Se os romances de Karine Tuil fossem séries da Netflix, você certamente os maratonaria. Ela traz para as páginas as maiores contradições e hipocrisias da sociedade e as destrincha em tramas muito bem costuradas. Não há heróis nem vilões, mocinhos ou bandidos, todos os personagens são tudo isso ao mesmo tempo. Coisas humanas (2019), sobre um estupro (ou não) será lançado no Brasil em 2023 pela editora Paris de Histórias. O livro foi adaptado ao cinema. Em 2022 lançou La décision (Gallimard), sobre o julgamento de um cidadão francês que se juntou ao Estado Islâmico e muitas outras reviravoltas jurídicas e amorosas.
Leïla Slimani
Nascida em Rabat (Marrocos), em 1980.
Leïla Slimani cresceu em uma família liberal, onde se falava francês. Aos 17 anos mudou-se para Paris para estudar Ciências Políticas e Comunicação Social na conceituada universidade Sciences Po. Tentou ser artista depois de se formar, mas foi como jornalista da revista Jeune Afrique que deu início à sua carreira na escrita. Foi presa na Tunísia, em 2011, enquanto reportava sobre a Primavera Árabe e decidiu ser escritora depois do incidente. Em 2013, participou da oficina de escrita de Jean-Marie Laclavetine, editor da renomada editora parisiense Gallimard, que gostou do estilo de Leïla e a ajudou a aperfeiçoar o seu texto. Ele é seu editor até hoje e é uma das pessoas em quem a autora mais confia na hora de mostrar seus manuscritos. No Brasil tem dois livros publicados: No jardim do ogro e Canção de Ninar, ambos pelo selo Tusquets, da Editora Planeta de Livros.

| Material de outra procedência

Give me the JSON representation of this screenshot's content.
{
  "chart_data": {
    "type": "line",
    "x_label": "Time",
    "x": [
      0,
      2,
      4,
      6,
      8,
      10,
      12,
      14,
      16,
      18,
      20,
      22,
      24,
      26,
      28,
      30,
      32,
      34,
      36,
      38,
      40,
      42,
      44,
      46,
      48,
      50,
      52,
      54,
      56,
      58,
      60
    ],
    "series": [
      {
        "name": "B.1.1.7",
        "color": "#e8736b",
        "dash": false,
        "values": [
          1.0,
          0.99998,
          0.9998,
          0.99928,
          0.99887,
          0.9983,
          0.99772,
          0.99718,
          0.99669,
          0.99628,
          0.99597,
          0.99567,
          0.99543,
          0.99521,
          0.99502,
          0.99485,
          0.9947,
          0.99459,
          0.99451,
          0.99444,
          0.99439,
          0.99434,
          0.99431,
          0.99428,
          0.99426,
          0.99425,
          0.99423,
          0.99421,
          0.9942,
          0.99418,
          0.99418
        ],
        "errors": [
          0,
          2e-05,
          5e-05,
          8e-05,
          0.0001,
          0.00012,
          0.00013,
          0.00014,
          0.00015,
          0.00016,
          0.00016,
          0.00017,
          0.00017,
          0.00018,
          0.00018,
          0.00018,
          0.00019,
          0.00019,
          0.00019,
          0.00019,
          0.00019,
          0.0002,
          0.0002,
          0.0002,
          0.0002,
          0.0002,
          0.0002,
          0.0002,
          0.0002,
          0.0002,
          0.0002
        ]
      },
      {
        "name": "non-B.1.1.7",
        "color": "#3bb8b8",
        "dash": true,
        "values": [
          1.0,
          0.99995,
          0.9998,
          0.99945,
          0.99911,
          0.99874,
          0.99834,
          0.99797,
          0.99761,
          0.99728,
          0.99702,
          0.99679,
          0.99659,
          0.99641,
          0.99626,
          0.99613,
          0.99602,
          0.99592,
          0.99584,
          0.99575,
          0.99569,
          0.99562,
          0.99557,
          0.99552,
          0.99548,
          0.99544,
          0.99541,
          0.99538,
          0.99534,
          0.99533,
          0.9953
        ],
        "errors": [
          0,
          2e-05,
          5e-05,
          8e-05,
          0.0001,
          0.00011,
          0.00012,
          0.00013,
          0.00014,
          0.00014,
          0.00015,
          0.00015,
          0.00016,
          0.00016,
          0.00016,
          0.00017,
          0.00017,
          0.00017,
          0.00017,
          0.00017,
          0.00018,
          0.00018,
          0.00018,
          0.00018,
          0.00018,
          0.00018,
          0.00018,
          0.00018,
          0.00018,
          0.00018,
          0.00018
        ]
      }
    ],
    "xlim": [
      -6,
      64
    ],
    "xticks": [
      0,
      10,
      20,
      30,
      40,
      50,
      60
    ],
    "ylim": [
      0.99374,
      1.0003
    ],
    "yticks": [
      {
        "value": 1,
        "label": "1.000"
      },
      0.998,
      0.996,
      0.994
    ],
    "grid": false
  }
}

Para saber mais sobre Leïla, clique aqui.
Muriel Barbery
Nascida em Casablanca (Marrocos), em 1969.
Traduzidíssima para o português, Muriel Barbery talvez seja a autora francesa contemporânea com a mais completa obra editada no Brasil, sempre pela Companhia das Letras. Ficou conhecida com o best-seller A elegância do ouriço (2008), que virou filme em 2011. Com o sucesso de vendas deste, a editora lançou seu primeiro romance A morte do gourmet, em 2009. Na Rentrée Littéraire de 2022 eram dois os lançamentos de Muriel nas mesas das livrarias francesas: a versão de bolso de Uma rosa só, lançado no Brasil em 2022 e Une heure de ferveur (Actes Sud), Uma hora de fervor em tradução livre, ambos com histórias passadas na cidade japonesa de Quioto, onde a autora viveu por um ano.
Virginie Despentes
Nascida em Nancy (Meurthe-et-Moselle), em 1969.

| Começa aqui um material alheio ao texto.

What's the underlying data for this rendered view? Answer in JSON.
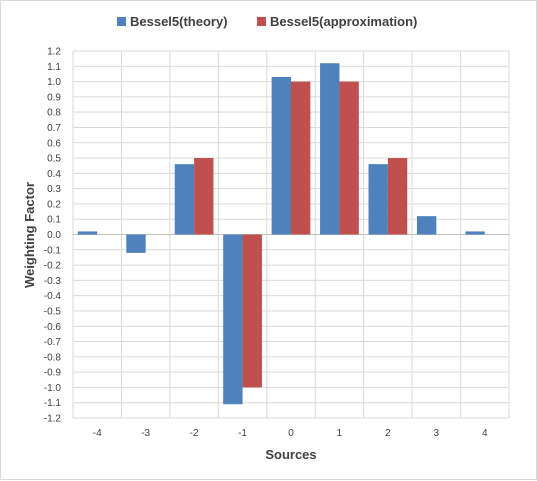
{
  "chart_data": {
    "type": "bar",
    "title": "",
    "xlabel": "Sources",
    "ylabel": "Weighting Factor",
    "categories": [
      "-4",
      "-3",
      "-2",
      "-1",
      "0",
      "1",
      "2",
      "3",
      "4"
    ],
    "series": [
      {
        "name": "Bessel5(theory)",
        "color": "#4f81bd",
        "values": [
          0.02,
          -0.12,
          0.46,
          -1.11,
          1.03,
          1.12,
          0.46,
          0.12,
          0.02
        ]
      },
      {
        "name": "Bessel5(approximation)",
        "color": "#c0504d",
        "values": [
          0,
          0,
          0.5,
          -1.0,
          1.0,
          1.0,
          0.5,
          0,
          0
        ]
      }
    ],
    "ylim": [
      -1.2,
      1.2
    ],
    "ytick_step": 0.1,
    "ytick_labels": [
      "1.2",
      "1.1",
      "1.0",
      "0.9",
      "0.8",
      "0.7",
      "0.6",
      "0.5",
      "0.4",
      "0.3",
      "0.2",
      "0.1",
      "0.0",
      "-0.1",
      "-0.2",
      "-0.3",
      "-0.4",
      "-0.5",
      "-0.6",
      "-0.7",
      "-0.8",
      "-0.9",
      "-1.0",
      "-1.1",
      "-1.2"
    ],
    "grid": true,
    "legend_position": "top-center"
  }
}
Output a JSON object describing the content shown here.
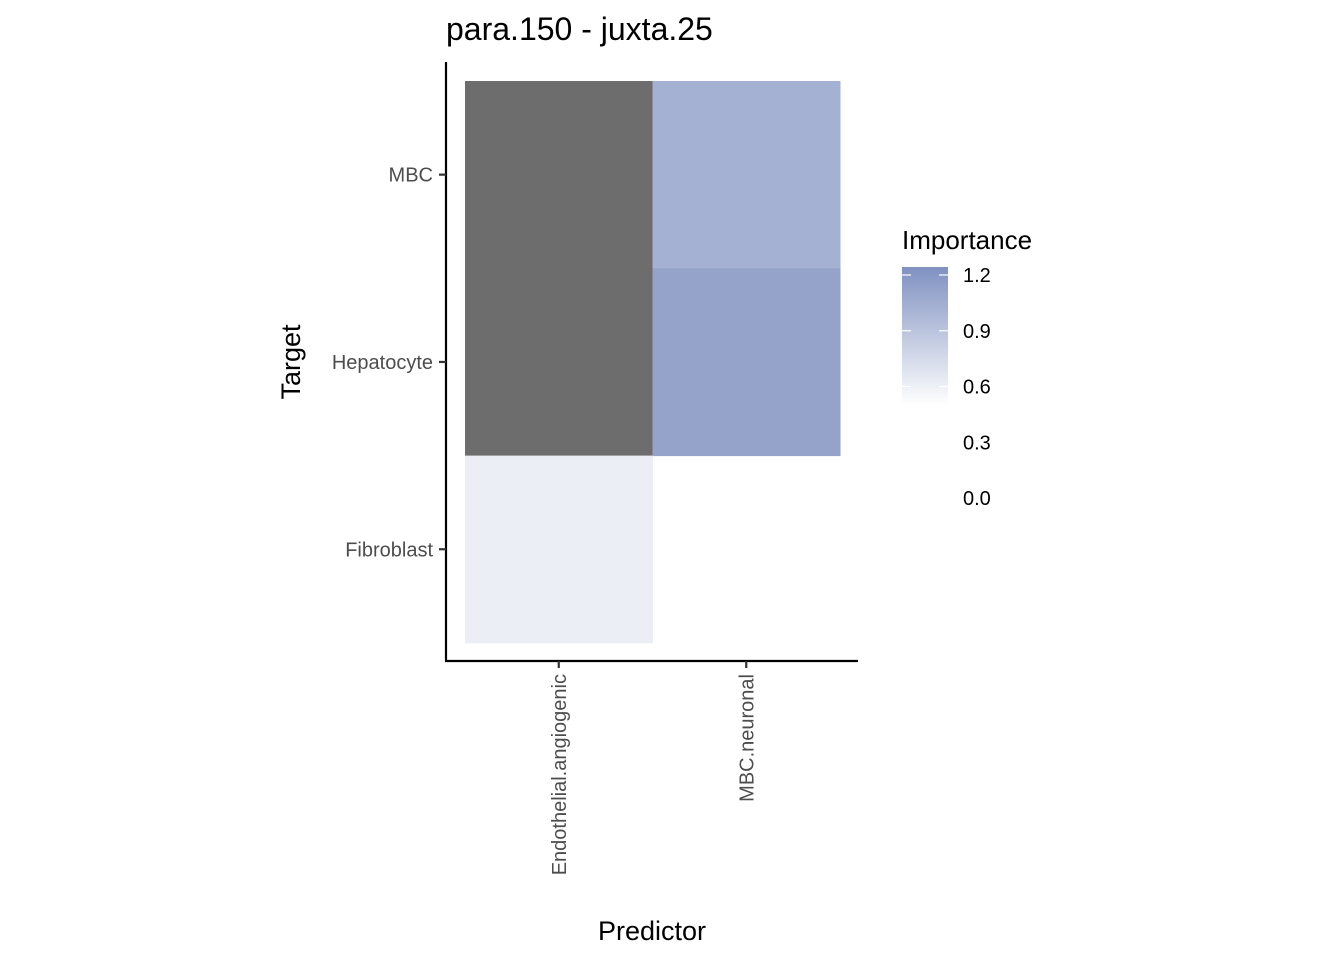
{
  "chart_data": {
    "type": "heatmap",
    "title": "para.150 - juxta.25",
    "xlabel": "Predictor",
    "ylabel": "Target",
    "x_categories": [
      "Endothelial.angiogenic",
      "MBC.neuronal"
    ],
    "y_categories": [
      "MBC",
      "Hepatocyte",
      "Fibroblast"
    ],
    "cells": [
      {
        "x": "Endothelial.angiogenic",
        "y": "MBC",
        "value": null
      },
      {
        "x": "MBC.neuronal",
        "y": "MBC",
        "value": 0.85
      },
      {
        "x": "Endothelial.angiogenic",
        "y": "Hepatocyte",
        "value": null
      },
      {
        "x": "MBC.neuronal",
        "y": "Hepatocyte",
        "value": 1.0
      },
      {
        "x": "Endothelial.angiogenic",
        "y": "Fibroblast",
        "value": 0.18
      }
    ],
    "na_color": "#6d6d6d",
    "legend": {
      "title": "Importance",
      "breaks": [
        "1.2",
        "0.9",
        "0.6",
        "0.3",
        "0.0"
      ],
      "break_values": [
        1.2,
        0.9,
        0.6,
        0.3,
        0.0
      ],
      "low_color": "#ffffff",
      "high_color": "#7b8cbe",
      "limits": [
        0.0,
        1.25
      ],
      "position": "right"
    },
    "grid": false
  }
}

O termo francês enfant terrible cabe maravilhosamente bem para descrever o papel da autora-ativista-feminista Virginie Despentes nas letras francesas. Provocadora e debochada mas com uma linguagem afiada e em total sintonia com os desafios da sociedade, Virginie foi figura carimbada na mídia francesa com o lançamento de Cher connard (Grasset), Caro babaca em tradução livre e está caminhando para ser a mais vendida em 2022. O livro trata das relações complexas pós #MeToo e através de redes sociais, quase como se fosse um thread do Twitter ou do WhatsApp. Sua trilogia A vida de Vernon Subutex já foi publicada no Brasil pela Companhia das Letras, em 2019, e o ensaio sobre o patriarcado, Teoria King Kong, pela N-1 edições, em 2016.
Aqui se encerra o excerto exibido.